В каждой очередной тюрьме, упорно конфликтуя с местной администрацией, Мышкин сохранял достоинство и… неуклонно поднимался по этой странной иерархической лестнице: из злоумышленника, переодевшегося в жандармский мундир, он превратился в политического заговорщика, потом в главаря революционеров, потом в опаснейшего устроителя побега, потом в важнейшего государственного преступника. Уже не шеф всего жандармского корпуса, не министр внутренних дел — сам император российский распоряжался его судьбой. Блистательная карьера!

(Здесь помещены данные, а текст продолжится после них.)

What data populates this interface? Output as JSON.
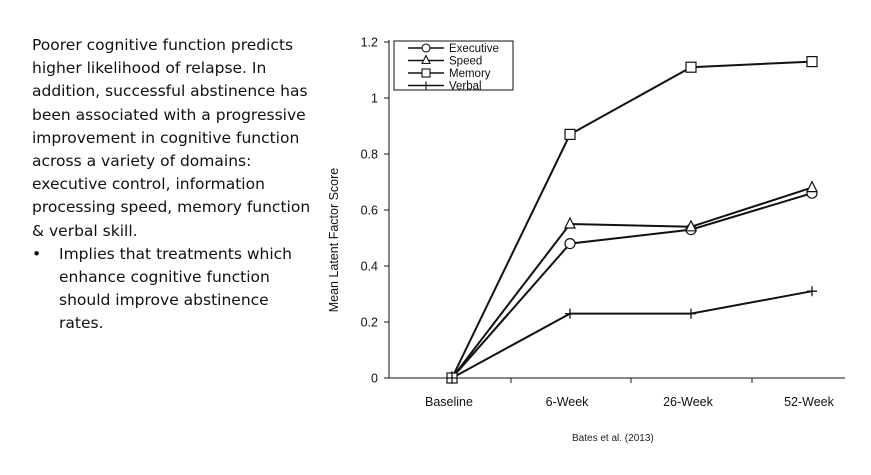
{
  "slide": {
    "paragraph": "Poorer cognitive function predicts higher likelihood of relapse. In addition, successful abstinence has been associated with a progressive improvement in cognitive function across a variety of domains: executive control, information processing speed, memory function & verbal skill.",
    "bullets": [
      "Implies that treatments which enhance cognitive function should improve abstinence rates."
    ],
    "citation": "Bates et al. (2013)"
  },
  "chart_data": {
    "type": "line",
    "title": "",
    "xlabel": "",
    "ylabel": "Mean Latent Factor Score",
    "categories": [
      "Baseline",
      "6-Week",
      "26-Week",
      "52-Week"
    ],
    "ylim": [
      0,
      1.2
    ],
    "yticks": [
      "0",
      "0.2",
      "0.4",
      "0.6",
      "0.8",
      "1",
      "1.2"
    ],
    "grid": false,
    "legend_position": "top-left",
    "series": [
      {
        "name": "Executive",
        "marker": "circle",
        "values": [
          0,
          0.48,
          0.53,
          0.66
        ]
      },
      {
        "name": "Speed",
        "marker": "triangle",
        "values": [
          0,
          0.55,
          0.54,
          0.68
        ]
      },
      {
        "name": "Memory",
        "marker": "square",
        "values": [
          0,
          0.87,
          1.11,
          1.13
        ]
      },
      {
        "name": "Verbal",
        "marker": "plus",
        "values": [
          0,
          0.23,
          0.23,
          0.31
        ]
      }
    ],
    "line_color": "#111111"
  }
}
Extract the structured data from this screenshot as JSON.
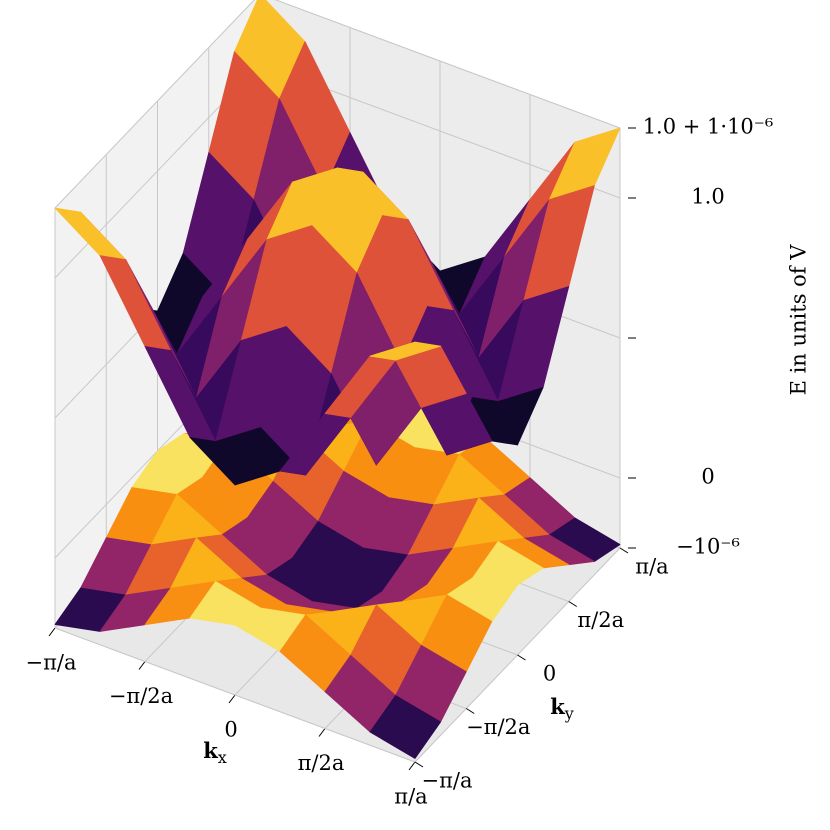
{
  "chart_data": {
    "type": "surface3d",
    "colormap": "inferno",
    "x_label": {
      "base": "k",
      "sub": "x"
    },
    "y_label": {
      "base": "k",
      "sub": "y"
    },
    "z_label": "E in units of V",
    "x": [
      -3.1416,
      -2.3562,
      -1.5708,
      -0.7854,
      0,
      0.7854,
      1.5708,
      2.3562,
      3.1416
    ],
    "y": [
      -3.1416,
      -2.3562,
      -1.5708,
      -0.7854,
      0,
      0.7854,
      1.5708,
      2.3562,
      3.1416
    ],
    "surfaces": [
      {
        "z": [
          [
            -9.5e-07,
            -8.11e-07,
            -4.75e-07,
            -1.39e-07,
            0,
            -1.39e-07,
            -4.75e-07,
            -8.11e-07,
            -9.5e-07
          ],
          [
            -8.11e-07,
            -6.72e-07,
            -3.36e-07,
            0,
            -1.39e-07,
            0,
            -3.36e-07,
            -6.72e-07,
            -8.11e-07
          ],
          [
            -4.75e-07,
            -3.36e-07,
            0,
            -3.36e-07,
            -4.75e-07,
            -3.36e-07,
            0,
            -3.36e-07,
            -4.75e-07
          ],
          [
            -1.39e-07,
            0,
            -3.36e-07,
            -6.72e-07,
            -8.11e-07,
            -6.72e-07,
            -3.36e-07,
            0,
            -1.39e-07
          ],
          [
            0,
            -1.39e-07,
            -4.75e-07,
            -8.11e-07,
            -9.5e-07,
            -8.11e-07,
            -4.75e-07,
            -1.39e-07,
            0
          ],
          [
            -1.39e-07,
            0,
            -3.36e-07,
            -6.72e-07,
            -8.11e-07,
            -6.72e-07,
            -3.36e-07,
            0,
            -1.39e-07
          ],
          [
            -4.75e-07,
            -3.36e-07,
            0,
            -3.36e-07,
            -4.75e-07,
            -3.36e-07,
            0,
            -3.36e-07,
            -4.75e-07
          ],
          [
            -8.11e-07,
            -6.72e-07,
            -3.36e-07,
            0,
            -1.39e-07,
            0,
            -3.36e-07,
            -6.72e-07,
            -8.11e-07
          ],
          [
            -9.5e-07,
            -8.11e-07,
            -4.75e-07,
            -1.39e-07,
            0,
            -1.39e-07,
            -4.75e-07,
            -8.11e-07,
            -9.5e-07
          ]
        ]
      },
      {
        "z": [
          [
            1.000001,
            1.00000056,
            0.9999995,
            0.99999844,
            0.999998,
            0.99999844,
            0.9999995,
            1.00000056,
            1.000001
          ],
          [
            1.00000056,
            1.00000012,
            0.99999906,
            0.999998,
            0.99999844,
            0.999998,
            0.99999906,
            1.00000012,
            1.00000056
          ],
          [
            0.9999995,
            0.99999906,
            0.999998,
            0.99999906,
            0.9999995,
            0.99999906,
            0.999998,
            0.99999906,
            0.9999995
          ],
          [
            0.99999844,
            0.999998,
            0.99999906,
            1.00000012,
            1.00000056,
            1.00000012,
            0.99999906,
            0.999998,
            0.99999844
          ],
          [
            0.999998,
            0.99999844,
            0.9999995,
            1.00000056,
            1.000001,
            1.00000056,
            0.9999995,
            0.99999844,
            0.999998
          ],
          [
            0.99999844,
            0.999998,
            0.99999906,
            1.00000012,
            1.00000056,
            1.00000012,
            0.99999906,
            0.999998,
            0.99999844
          ],
          [
            0.9999995,
            0.99999906,
            0.999998,
            0.99999906,
            0.9999995,
            0.99999906,
            0.999998,
            0.99999906,
            0.9999995
          ],
          [
            1.00000056,
            1.00000012,
            0.99999906,
            0.999998,
            0.99999844,
            0.999998,
            0.99999906,
            1.00000012,
            1.00000056
          ],
          [
            1.000001,
            1.00000056,
            0.9999995,
            0.99999844,
            0.999998,
            0.99999844,
            0.9999995,
            1.00000056,
            1.000001
          ]
        ]
      }
    ],
    "xlim": [
      -3.1416,
      3.1416
    ],
    "ylim": [
      -3.1416,
      3.1416
    ],
    "zlim": [
      -1e-06,
      1.000001
    ],
    "xticks": [
      {
        "value": -3.1416,
        "label": "−π/a"
      },
      {
        "value": -1.5708,
        "label": "−π/2a"
      },
      0,
      {
        "value": 1.5708,
        "label": "π/2a"
      },
      {
        "value": 3.1416,
        "label": "π/a"
      }
    ],
    "yticks": [
      {
        "value": -3.1416,
        "label": "−π/a"
      },
      {
        "value": -1.5708,
        "label": "−π/2a"
      },
      0,
      {
        "value": 1.5708,
        "label": "π/2a"
      },
      {
        "value": 3.1416,
        "label": "π/a"
      }
    ],
    "zticks": [
      {
        "value": -1e-06,
        "label": "−10⁻⁶"
      },
      0,
      {
        "value": 0.999998,
        "label": null
      },
      {
        "value": 1,
        "label": "1.0"
      },
      {
        "value": 1.000001,
        "label": "1.0 + 1·10⁻⁶"
      }
    ],
    "grid": true
  }
}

…Мышкин вылез из ванной, отряхнулся (жандарм поморщился, — видно, капли попали на лицо), накинул на плечи узкое полотенце и, весело напевая, стал вытираться. Пусть унтер любуется! Думает Мышкина вывести из равновесия, унизить? Не на такого напал! На все надо смотреть философски: может, ежедневно царю на стол вместе с нотой английского посла и меморандумом Бисмарка ложится донесение, что, мол, сегодня девятнадцатый нумер соблаговолил помыться. Такое внимание почетно солдатскому сыну.
Из Якутска, в самом начале своих странствий по тюрьмам, он написал письмо брату Григорию. Помнится, там были такие строчки:
«…Содержусь в секретной одиночной камере, облачен в серый арестантский халат с бубновым тузом на спине и закован в кандалы. Судьба, как видишь, подшутила надо мной: я, враг всяких привилегий, очутился в привилегированном положении, — кроме меня, нет в тюрьме никого в кандалах, один я кандальник».
Кандалы к этому времени сняли, но он еще не успел привыкнуть к «привилегиям», которые ему давала слава важного преступника, и опасался, что в любой момент его закуют снова. К тому же, сообщая о своих злоключениях, Мышкин рассчитывал оказать чисто психологическое давление на администрацию. Конечно, следственная комиссия прочтет письмо, так пусть знает, что о фактах произвола будет известно на воле. Наивная попытка бороться с властями законными средствами! Власти тут же преподали ему наглядный урок (правда, об этом он узнал много позже): письмо никуда не отправили, а просто подшили к делу.
Итак, все жалобы по инстанциям, законные требования, призывы к справедливости, к совести, к человечности ровным счетом ни к чему не приводят, разве что дают повод администрации позубоскалить над трепыхающимся в бессильном гневе арестантом.